Gingerbread wriggling with maggots, a sausage roll growing fuzz on it, a salmonella outbreak and the sale of four-year-old frozen oysters were among bought food complaints the Ministry of Primary Industries dealt with from Whangarei in the past three years.
Of a dozen complaints in that period, there were four last year and only one this year.
One 2013 incident involved 11 food poisoning cases traced to contaminated butter, rather than an on-site food handling breach, at an undisclosed Whangarei outlet.
But with the season now here for sharing meals, cooking outdoors and carrying food over distances, authorities are warning people to maintain safe handling practices.
Most food poisoning cases stem from food prepared at home, not in the commercial sector, Whangarei District Council regulatory services manager Grant Couchman said.
Wrong.
C.J. Jacob and D.A. Powell. 2009. Where does foodborne illness happen—in the home, at foodservice, or elsewhere—and does it matter? Foodborne Pathogens and Disease. November 2009, 6(9): 1121-1123
Foodservice professionals, politicians, and the media are often cited making claims as to which locations most often expose consumers to foodborne pathogens. Many times, it is implied that most foodborne illnesses originate from food consumed where dishes are prepared to order, such as restaurants or in private homes.
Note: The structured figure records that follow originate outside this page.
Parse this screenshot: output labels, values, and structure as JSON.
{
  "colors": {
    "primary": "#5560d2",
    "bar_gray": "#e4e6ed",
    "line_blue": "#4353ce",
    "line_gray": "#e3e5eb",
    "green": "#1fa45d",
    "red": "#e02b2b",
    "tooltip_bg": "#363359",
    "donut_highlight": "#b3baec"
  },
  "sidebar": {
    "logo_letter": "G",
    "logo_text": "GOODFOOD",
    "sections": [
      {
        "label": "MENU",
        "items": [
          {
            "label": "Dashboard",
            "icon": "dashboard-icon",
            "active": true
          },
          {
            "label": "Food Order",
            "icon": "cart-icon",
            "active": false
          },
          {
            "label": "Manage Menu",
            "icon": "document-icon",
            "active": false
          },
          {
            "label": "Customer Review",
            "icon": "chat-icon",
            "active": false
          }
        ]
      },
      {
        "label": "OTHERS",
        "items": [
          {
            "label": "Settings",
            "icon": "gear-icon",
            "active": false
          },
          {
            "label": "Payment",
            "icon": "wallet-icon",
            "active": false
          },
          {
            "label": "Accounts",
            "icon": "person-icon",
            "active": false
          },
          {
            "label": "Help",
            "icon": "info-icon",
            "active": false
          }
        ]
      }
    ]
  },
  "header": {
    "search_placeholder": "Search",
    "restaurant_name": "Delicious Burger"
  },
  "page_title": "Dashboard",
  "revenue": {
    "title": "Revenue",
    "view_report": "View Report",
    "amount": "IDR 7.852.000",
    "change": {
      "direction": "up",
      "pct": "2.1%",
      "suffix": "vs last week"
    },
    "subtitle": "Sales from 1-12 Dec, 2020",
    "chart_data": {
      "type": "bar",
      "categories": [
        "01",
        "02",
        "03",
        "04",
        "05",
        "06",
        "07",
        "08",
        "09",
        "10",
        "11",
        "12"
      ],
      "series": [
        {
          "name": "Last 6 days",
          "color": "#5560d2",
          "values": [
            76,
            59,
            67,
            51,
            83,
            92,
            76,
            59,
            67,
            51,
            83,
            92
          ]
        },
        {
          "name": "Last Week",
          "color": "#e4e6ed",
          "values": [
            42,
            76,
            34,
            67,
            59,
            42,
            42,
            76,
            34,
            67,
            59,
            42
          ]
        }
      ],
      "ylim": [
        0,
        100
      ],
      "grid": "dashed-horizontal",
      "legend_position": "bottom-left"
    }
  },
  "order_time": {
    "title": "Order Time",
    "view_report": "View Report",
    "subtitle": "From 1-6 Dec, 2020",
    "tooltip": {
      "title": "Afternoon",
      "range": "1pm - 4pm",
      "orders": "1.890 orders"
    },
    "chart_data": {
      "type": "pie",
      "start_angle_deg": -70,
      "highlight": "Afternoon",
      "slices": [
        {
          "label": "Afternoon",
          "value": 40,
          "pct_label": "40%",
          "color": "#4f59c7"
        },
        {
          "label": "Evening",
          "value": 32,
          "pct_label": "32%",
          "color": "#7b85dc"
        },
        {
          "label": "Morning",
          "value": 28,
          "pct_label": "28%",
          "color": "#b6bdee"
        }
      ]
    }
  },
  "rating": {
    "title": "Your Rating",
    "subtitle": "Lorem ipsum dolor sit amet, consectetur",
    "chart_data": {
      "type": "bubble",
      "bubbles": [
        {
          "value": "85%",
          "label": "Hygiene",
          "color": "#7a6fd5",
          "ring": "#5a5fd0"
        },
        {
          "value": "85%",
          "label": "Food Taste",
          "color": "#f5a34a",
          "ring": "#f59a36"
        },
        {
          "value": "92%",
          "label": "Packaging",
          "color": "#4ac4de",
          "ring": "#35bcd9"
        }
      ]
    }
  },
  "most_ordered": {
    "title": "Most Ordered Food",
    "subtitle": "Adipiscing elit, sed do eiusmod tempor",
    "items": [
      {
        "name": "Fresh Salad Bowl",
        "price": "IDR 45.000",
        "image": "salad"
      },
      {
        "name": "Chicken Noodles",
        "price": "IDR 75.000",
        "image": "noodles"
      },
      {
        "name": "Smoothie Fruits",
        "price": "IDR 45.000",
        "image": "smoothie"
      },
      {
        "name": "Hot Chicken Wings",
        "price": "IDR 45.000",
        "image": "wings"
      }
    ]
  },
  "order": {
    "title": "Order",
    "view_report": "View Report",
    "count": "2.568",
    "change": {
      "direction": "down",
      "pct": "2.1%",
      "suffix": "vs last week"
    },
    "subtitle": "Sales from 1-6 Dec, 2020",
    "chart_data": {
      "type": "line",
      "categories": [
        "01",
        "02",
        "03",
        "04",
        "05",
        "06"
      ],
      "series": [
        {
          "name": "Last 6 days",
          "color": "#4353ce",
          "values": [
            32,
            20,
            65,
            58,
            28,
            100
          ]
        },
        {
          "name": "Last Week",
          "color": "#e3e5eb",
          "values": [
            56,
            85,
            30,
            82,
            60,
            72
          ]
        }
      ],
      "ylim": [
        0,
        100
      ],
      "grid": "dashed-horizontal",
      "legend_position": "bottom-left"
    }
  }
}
The manner in which the question is posed and answered frequently reveals a speculative bias that either favors homemade or foodservice meals as the most common source of foodborne pathogens. Many answers have little or no scientific grounding, while others use data compiled by passive surveillance systems. Current surveillance systems focus on the place where food is consumed rather than the point where food is contaminated. Rather than focusing on the location of consumption—and blaming consumers and others—analysis of the steps leading to foodborne illness should center on the causes of contamination in a complex farm-to-fork food safety system.